Overview
To meet more diversified and complex business requirements, OpenSearch provides the vector search feature. In specific scenarios, especially test question search and image search scenarios, you can use the vector search feature together with the multimodal search feature to improve the accuracy of search results. This topic describes the syntax and usage notes of vector indexes.
Syntax
query = vector_index:'Vector'
Example: Use a 64-dimensional vector index to query data
vector: '0.377796,-0.958450,0.409853,-0.238177,-1.293826,0.356797,-0.295727,0.847301,-1.220337,0.148032,-1.128458,0.903187,0.509352,0.293686,-1.005852,-0.488839,0.888227,-0.555556,-0.658025,0.267552,-0.567601,0.003045,0.591734,-0.515983,-1.316453,-1.462450,0.091946,1.554954,0.384802,0.720498,0.144338,1.217826,0.724039,0.044212,0.571332,-1.425430,0.618965,0.481887,-1.617787,1.505416,-0.683652,1.030900,0.562021,0.162437,0.816546,0.112229,-0.739288,-0.342643,-0.199292,0.508368,-1.384887,-1.842170,0.952622,-1.699499,0.199430,-0.232464,-0.273227,-0.383696,-0.511302,0.005458,1.873572,-0.926169,-0.417587,-0.660156'
Examples
Syntax for a query that includes a specified threshold value
Description: specifies that a vector is not involved in the retrieval process if its score is lower than the specified lower threshold value or higher than the specified upper threshold value.

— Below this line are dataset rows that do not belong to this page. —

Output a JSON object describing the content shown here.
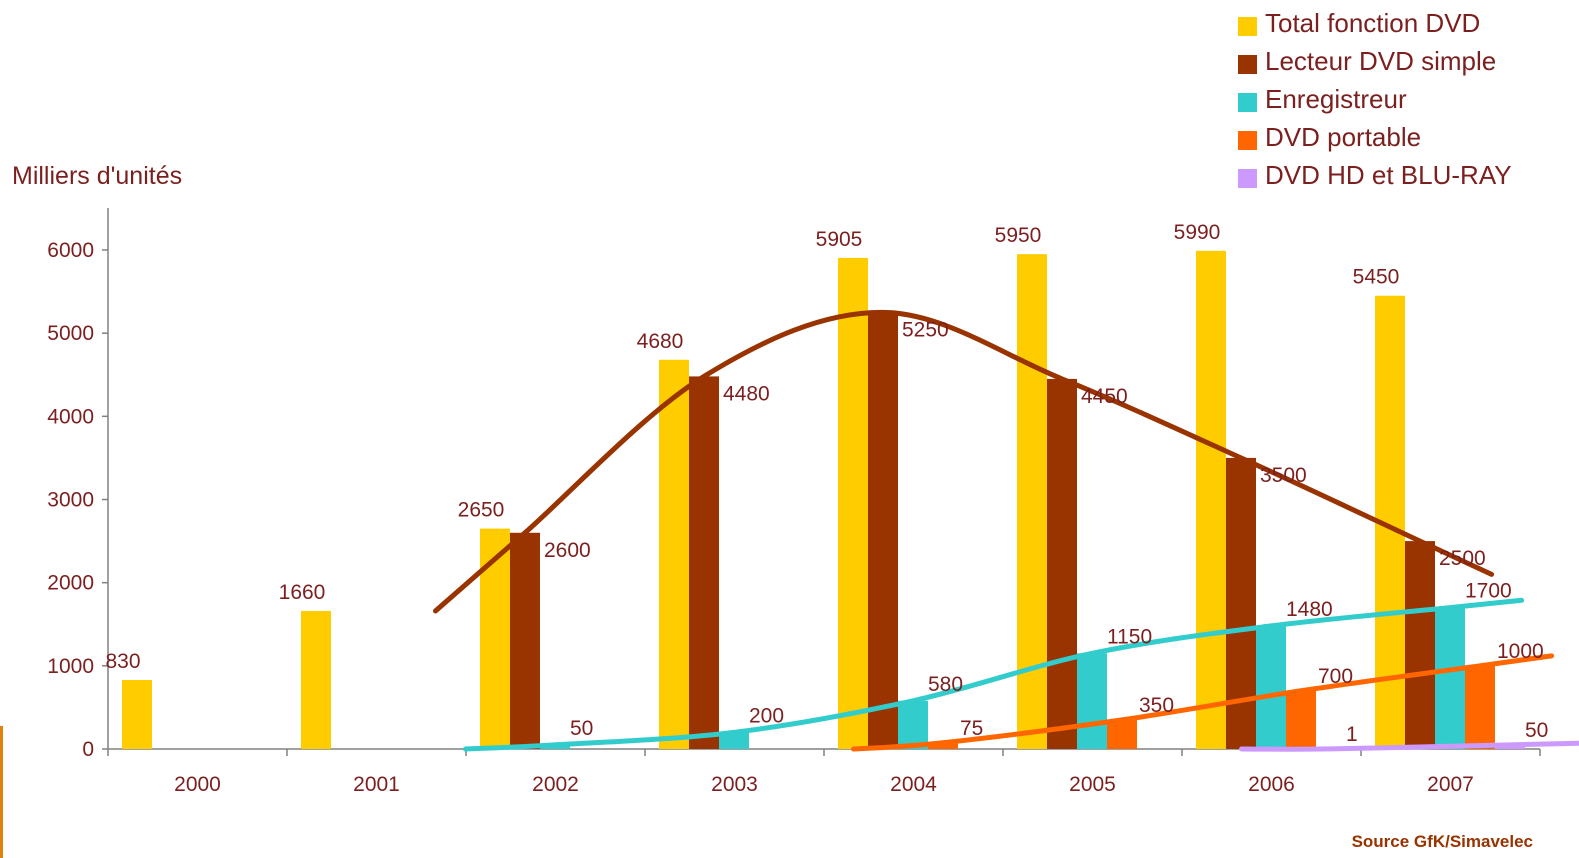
{
  "chart_data": {
    "type": "bar",
    "title": "",
    "ylabel": "Milliers d'unités",
    "xlabel": "",
    "source": "Source GfK/Simavelec",
    "ylim": [
      0,
      6500
    ],
    "yticks": [
      "0",
      "1000",
      "2000",
      "3000",
      "4000",
      "5000",
      "6000"
    ],
    "categories": [
      "2000",
      "2001",
      "2002",
      "2003",
      "2004",
      "2005",
      "2006",
      "2007"
    ],
    "legend_position": "top-right",
    "series": [
      {
        "name": "Total fonction DVD",
        "color": "#ffcc00",
        "values": [
          830,
          1660,
          2650,
          4680,
          5905,
          5950,
          5990,
          5450
        ],
        "labels": [
          "830",
          "1660",
          "2650",
          "4680",
          "5905",
          "5950",
          "5990",
          "5450"
        ]
      },
      {
        "name": "Lecteur DVD simple",
        "color": "#993300",
        "values": [
          null,
          null,
          2600,
          4480,
          5250,
          4450,
          3500,
          2500
        ],
        "labels": [
          "",
          "",
          "2600",
          "4480",
          "5250",
          "4450",
          "3500",
          "2500"
        ]
      },
      {
        "name": "Enregistreur",
        "color": "#33cccc",
        "values": [
          null,
          null,
          50,
          200,
          580,
          1150,
          1480,
          1700
        ],
        "labels": [
          "",
          "",
          "50",
          "200",
          "580",
          "1150",
          "1480",
          "1700"
        ]
      },
      {
        "name": "DVD portable",
        "color": "#ff6600",
        "values": [
          null,
          null,
          null,
          null,
          75,
          350,
          700,
          1000
        ],
        "labels": [
          "",
          "",
          "",
          "",
          "75",
          "350",
          "700",
          "1000"
        ]
      },
      {
        "name": "DVD HD et BLU-RAY",
        "color": "#cc99ff",
        "values": [
          null,
          null,
          null,
          null,
          null,
          null,
          1,
          50
        ],
        "labels": [
          "",
          "",
          "",
          "",
          "",
          "",
          "1",
          "50"
        ]
      }
    ],
    "trend_lines": [
      "Lecteur DVD simple",
      "Enregistreur",
      "DVD portable",
      "DVD HD et BLU-RAY"
    ]
  }
}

Parameter format: &sf=number
Example:
query=index_name:'0.1,0.2,0.98,0.6;0.3,0.4,0.98,0.6&sf=0.8'
Syntax for a query for top N vectors
Description: specifies the top N vectors that can be returned.
Parameter format: &n=number
Concatenate the N parameter after the vector.
Example:
query=vector_index:'0.1,0.2,0.98,0.6;0.3,0.4,0.98,0.6&n=10'
Syntax for a query for sorting the results based on the scores of vectors
Description: specifies the proxima_score ()
function in the sort expression to sort query results based on the scores of vectors.
Procedure:
Create a fine sort policy.
Note: Specify the name of the vector index as the parameter of the proxima_score function.
The following figure shows that the created fine sort policy is used to perform a test on the Search Test page.
The vector distance supports two types. By default, the system adopts the Euclidean distance (l2) as the type of distance.
Inner product distance (ip): The larger the vector score, the higher the document relevance.
Euclidean distance (l2): The smaller the vector score, the higher the document relevance.
Usage notes
By default, the system adopts the Euclidean distance (l2) as the type of vector distance when a vector index is built. If you want to adopt the inner product distance (ip), you must normalize the vector of the inner product distance type before you pass the data to the engine.
Vector indexes are applicable only to fields of the DOUBLE_ARRAY type.
OpenSearch supports 64-dimensional, 128-dimensional, 256-dimensional, and 512-dimensional vector analyzers. Fields of the DOUBLE_ARRAY type must also contain 64, 128, 256, or 512 elements to match each type of vector analyzer.
The maximum length of a vector index is 4 KB before encoding. A query supports up to two vector indexes.